Phase 2: Remote Users
Remote connectivity constitutes a security challenge because the organization doesn’t have control over the networks and devices remote users rely on to access corporate systems and applications. By enabling zero trust access for all remote users (and their devices), the organization improves its overall security posture by lowering the risk that attackers will enter the network through vulnerable connectivity tools such as VPNs.
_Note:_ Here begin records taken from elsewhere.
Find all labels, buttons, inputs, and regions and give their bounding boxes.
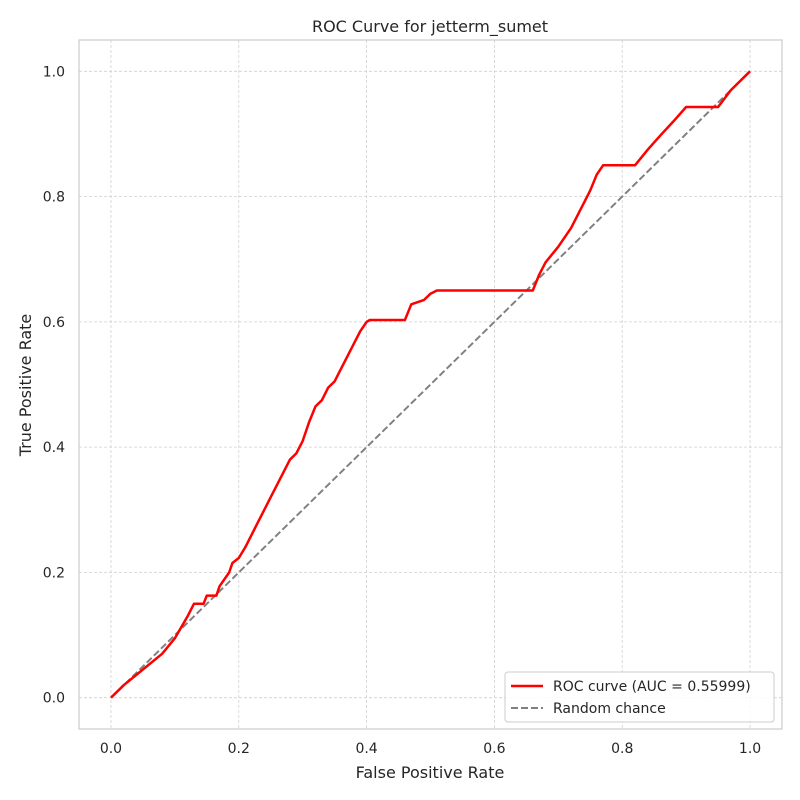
y-tick-label: 0.0 bbox=[43, 691, 65, 707]
x-tick-label: 0.6 bbox=[483, 741, 505, 757]
lines bbox=[110, 70, 751, 699]
roc-curve-line bbox=[110, 70, 751, 699]
y-axis-title: True Positive Rate bbox=[16, 314, 35, 458]
legend-box bbox=[504, 671, 775, 723]
legend-label-roc: ROC curve (AUC = 0.55999) bbox=[553, 679, 751, 695]
y-tick-label: 0.8 bbox=[43, 190, 65, 206]
random-chance-line bbox=[110, 70, 751, 699]
y-tick-label: 0.6 bbox=[43, 315, 65, 331]
legend-label-random: Random chance bbox=[553, 701, 666, 717]
x-tick-label: 0.2 bbox=[228, 741, 250, 757]
chart-title: ROC Curve for jetterm_sumet bbox=[312, 17, 548, 37]
x-axis-title: False Positive Rate bbox=[356, 763, 505, 782]
y-tick-label: 1.0 bbox=[43, 64, 65, 80]
ticks: 0.0 0.2 0.4 0.6 0.8 1.0 0.0 0.2 0.4 0.6 0.8 1.0 bbox=[43, 64, 761, 757]
x-tick-label: 0.8 bbox=[611, 741, 633, 757]
y-tick-label: 0.4 bbox=[43, 440, 65, 456]
x-tick-label: 0.4 bbox=[355, 741, 377, 757]
y-tick-label: 0.2 bbox=[43, 565, 65, 581]
x-tick-label: 0.0 bbox=[100, 741, 122, 757]
grid bbox=[79, 40, 782, 729]
legend: ROC curve (AUC = 0.55999) Random chance bbox=[504, 671, 775, 723]
x-tick-label: 1.0 bbox=[739, 741, 761, 757]
plot-frame bbox=[78, 39, 783, 730]
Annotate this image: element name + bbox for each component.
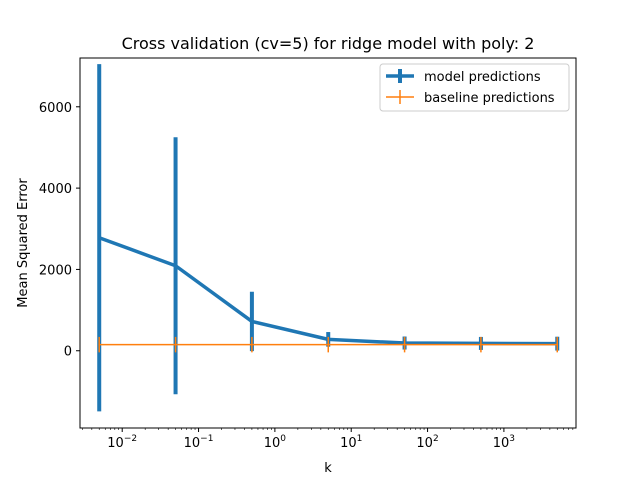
chart-title: Cross validation (cv=5) for ridge model … (122, 34, 535, 53)
y-tick-label: 4000 (39, 182, 72, 197)
y-tick-label: 6000 (39, 101, 72, 116)
data-point (98, 236, 101, 239)
data-point (480, 343, 482, 346)
data-point (98, 343, 101, 346)
data-point (403, 343, 406, 346)
data-point (174, 343, 177, 346)
data-point (174, 264, 177, 267)
legend: model predictions baseline predictions (379, 63, 570, 112)
x-tick-label: 101 (340, 434, 362, 451)
legend-item-baseline-predictions: baseline predictions (386, 90, 555, 106)
y-tick-label: 0 (64, 345, 72, 360)
x-tick-label: 103 (493, 434, 515, 451)
x-tick-label: 10−1 (184, 434, 214, 451)
legend-label: model predictions (424, 70, 541, 85)
y-tick-label: 2000 (39, 263, 72, 278)
data-point (250, 320, 254, 323)
x-tick-label: 102 (416, 434, 438, 451)
plot-area (97, 64, 560, 412)
legend-label: baseline predictions (424, 91, 555, 106)
series-line (98, 236, 558, 346)
series-baseline-predictions (98, 336, 559, 353)
x-tick-label: 100 (264, 434, 287, 451)
plot-frame (79, 57, 577, 429)
x-axis: 10−2 10−1 100 101 102 103 (81, 428, 574, 451)
legend-box (379, 63, 570, 112)
data-point (327, 343, 330, 346)
data-point (251, 343, 253, 346)
data-point (556, 343, 559, 346)
series-model-predictions (97, 64, 560, 412)
legend-item-model-predictions: model predictions (386, 69, 541, 85)
x-axis-label: k (324, 461, 332, 476)
y-axis-label: Mean Squared Error (16, 178, 31, 308)
x-tick-label: 10−2 (107, 434, 137, 451)
y-axis: 0 2000 4000 6000 (39, 101, 80, 360)
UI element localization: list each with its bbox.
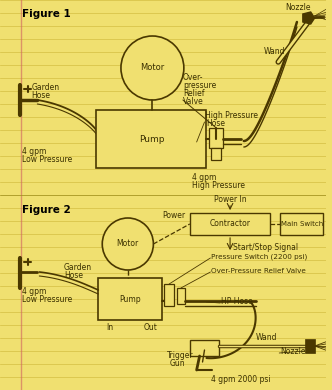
Text: Main Switch: Main Switch [281,221,323,227]
Bar [190,340,219,356]
Text: Trigger: Trigger [167,351,194,360]
Text: Garden: Garden [32,83,59,92]
Polygon shape [303,12,315,24]
Text: High Pressure: High Pressure [192,181,245,190]
Text: Hose: Hose [32,92,50,101]
Text: Valve: Valve [183,98,204,106]
Bar [96,110,207,168]
Text: Nozzle: Nozzle [285,4,311,12]
Text: Hose: Hose [64,271,83,280]
Bar [280,213,323,235]
Bar [190,213,270,235]
Text: Contractor: Contractor [209,220,251,229]
Text: 4 gpm 2000 psi: 4 gpm 2000 psi [211,376,271,385]
Bar [98,278,162,320]
Text: Start/Stop Signal: Start/Stop Signal [233,243,298,252]
Bar [164,284,174,306]
Text: Figure 1: Figure 1 [22,9,70,19]
Text: In: In [107,323,114,333]
Text: Wand: Wand [256,333,277,342]
Text: Over-: Over- [183,73,204,83]
Text: Wand: Wand [264,48,285,57]
Text: pressure: pressure [183,82,216,90]
Text: Motor: Motor [140,64,165,73]
Bar [209,128,223,148]
Text: Pump: Pump [139,135,164,144]
Text: Out: Out [143,323,157,333]
Text: Figure 2: Figure 2 [22,205,70,215]
Text: Motor: Motor [117,239,139,248]
Text: Relief: Relief [183,89,205,99]
Circle shape [102,218,153,270]
Text: 4 gpm: 4 gpm [22,287,46,296]
Text: Garden: Garden [64,264,92,273]
Text: High Pressure: High Pressure [205,112,258,121]
Bar [305,339,315,353]
Text: Low Pressure: Low Pressure [22,156,72,165]
Text: Hose: Hose [207,119,225,128]
Circle shape [121,36,184,100]
Text: Pressure Switch (2200 psi): Pressure Switch (2200 psi) [211,254,308,260]
Text: Low Pressure: Low Pressure [22,296,72,305]
Text: Nozzle: Nozzle [280,347,306,356]
Bar [177,288,185,304]
Text: Power In: Power In [214,195,246,204]
Text: Power: Power [162,211,185,220]
Text: HP Hose: HP Hose [221,298,253,307]
Text: Gun: Gun [170,360,186,369]
Text: Over-Pressure Relief Valve: Over-Pressure Relief Valve [211,268,306,274]
Bar [211,148,221,160]
Text: 4 gpm: 4 gpm [22,147,46,156]
Text: 4 gpm: 4 gpm [192,174,216,183]
Text: Pump: Pump [120,294,141,303]
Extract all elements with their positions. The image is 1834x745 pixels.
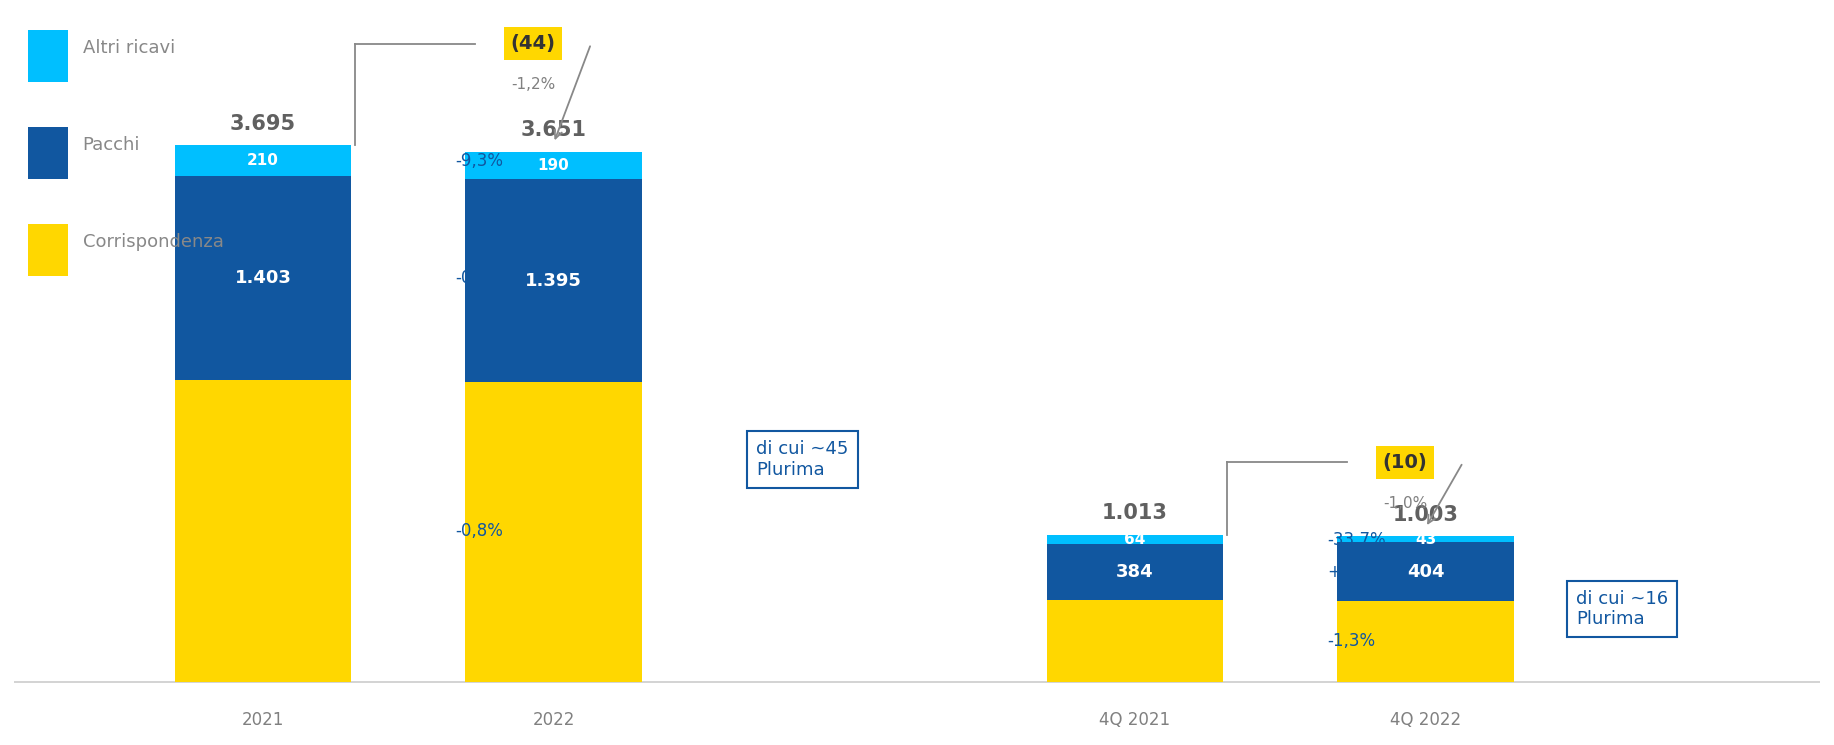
Text: 1.013: 1.013 [1102,504,1168,523]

Phase 3: Enterprise-wide Adoption
Once the most potentially problematic users have been secured, the final step is to roll out zero trust across the entire organization, including for on-site users. After the first two phases have proven to be successful, there will be more organizational buy-in to implement zero trust for all users. In addition, lessons from previous deployments can be drawn on to ensure the final phase takes place smoothly and doesn’t impede internal work processes.
The Future of Zero Trust
Zero trust is the most effective security strategy for combating today’s advanced cyberthreats. By removing transitive trust and continuously authenticating all users, zero trust prevents cyberattacks and supports the needs of the modern workforce, including remote work and collaboration with external suppliers. Implementing zero trust might feel like a monumental task if an organization is rushed into it. However, by taking a gradual approach and implementing zero trust step by step, organizations can increase the security posture at the pace that is right for them.